Resolving Merge Conflicts

When Git pauses a merge because files overlap, and how to safely resolve the conflict markers.

Version Control6 min readConcept 12 of 29

Why Git Halts

A **merge conflict** occurs when you attempt to merge two branches, but Git finds that the *exact same part of the same file* was modified differently in both branches.

Because Git cannot definitively know which developer's changes are the 'correct' ones to keep, it halts the merge process and asks for a human to review the changes.

Why it matters

In web development teams, you frequently have multiple developers working on shared files simultaneously—such as a common index.html or a global styles.css file.

Understanding how to correctly resolve conflicts is crucial. If done incorrectly, you might accidentally overwrite a teammate's hard work, introduce severe syntax errors, or break the application build.

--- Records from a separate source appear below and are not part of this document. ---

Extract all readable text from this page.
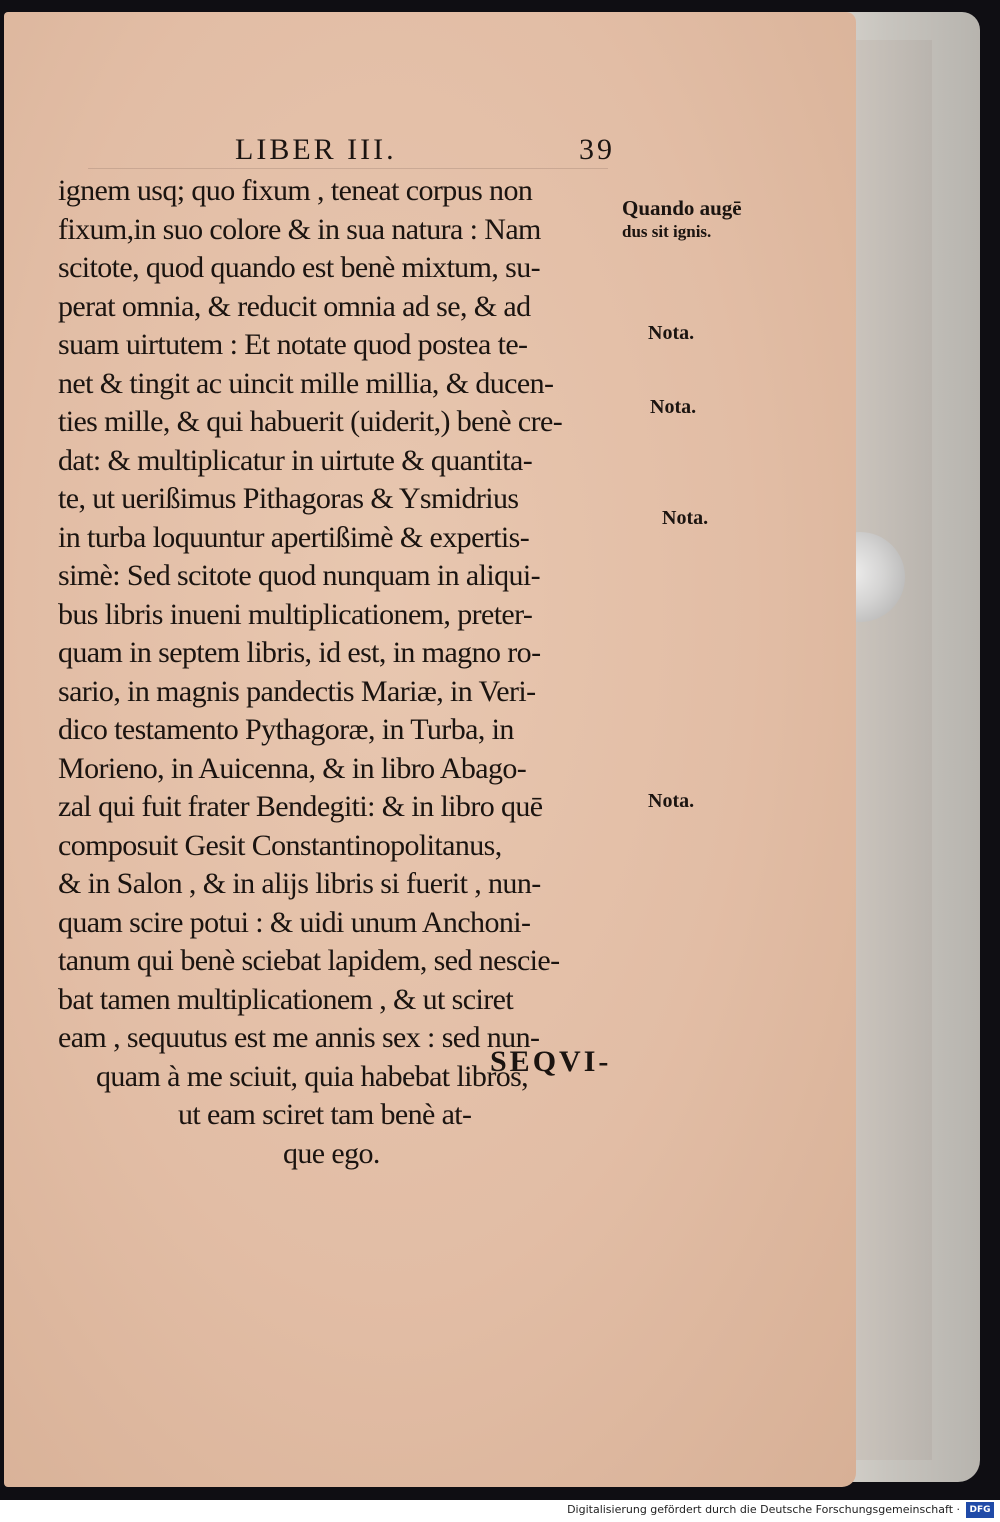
LIBER III.	39
ignem usq; quo fixum , teneat corpus non
fixum,in suo colore & in sua natura : Nam
scitote, quod quando est benè mixtum, su-
perat omnia, & reducit omnia ad se, & ad
suam uirtutem : Et notate quod postea te-
net & tingit ac uincit mille millia, & ducen-
ties mille, & qui habuerit (uiderit,) benè cre-
dat: & multiplicatur in uirtute & quantita-
te, ut uerißimus Pithagoras & Ysmidrius
in turba loquuntur apertißimè & expertis-
simè: Sed scitote quod nunquam in aliqui-
bus libris inueni multiplicationem, preter-
quam in septem libris, id est, in magno ro-
sario, in magnis pandectis Mariæ, in Veri-
dico testamento Pythagoræ, in Turba, in
Morieno, in Auicenna, & in libro Abago-
zal qui fuit frater Bendegiti: & in libro quē
composuit Gesit Constantinopolitanus,
& in Salon , & in alijs libris si fuerit , nun-
quam scire potui : & uidi unum Anchoni-
tanum qui benè sciebat lapidem, sed nescie-
bat tamen multiplicationem , & ut sciret
eam , sequutus est me annis sex : sed nun-
quam à me sciuit, quia habebat libros,
ut eam sciret tam benè at-
que ego.
SEQVI-
Quando augē
dus sit ignis.
Nota.
Nota.
Nota.
Nota.
Digitalisierung gefördert durch die Deutsche Forschungsgemeinschaft ·	DFG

How it works (The Markers)

When Git pauses the merge, it modifies the conflicting files by injecting standard conflict-resolution markers: <<<<<<< HEAD (start of your current code), ======= (the divider), and >>>>>>> branch-name (end of incoming code).

To resolve it, you must manually edit the file to keep the code you want, and completely delete all the Git markers.

Check yourself

Pick an answer to lock it in, then read why. Getting one wrong is part of how it sticks.

  1. 1What is the purpose of the `=======` marker in a file with a Git merge conflict?
  2. 2After manually editing a file to resolve a merge conflict and removing all the conflict markers, what is the exact next step you must take?
  3. 3Why does Git pause and halt the merge process when it encounters a merge conflict?

Remember this

  • Conflicts happen when lines overlap. Git halts to ask for your help.
  • The markers are <<<<<<<, =======, and >>>>>>>.
  • Use VS Code's 'Accept Current' / 'Accept Incoming' to safely resolve and delete the markers.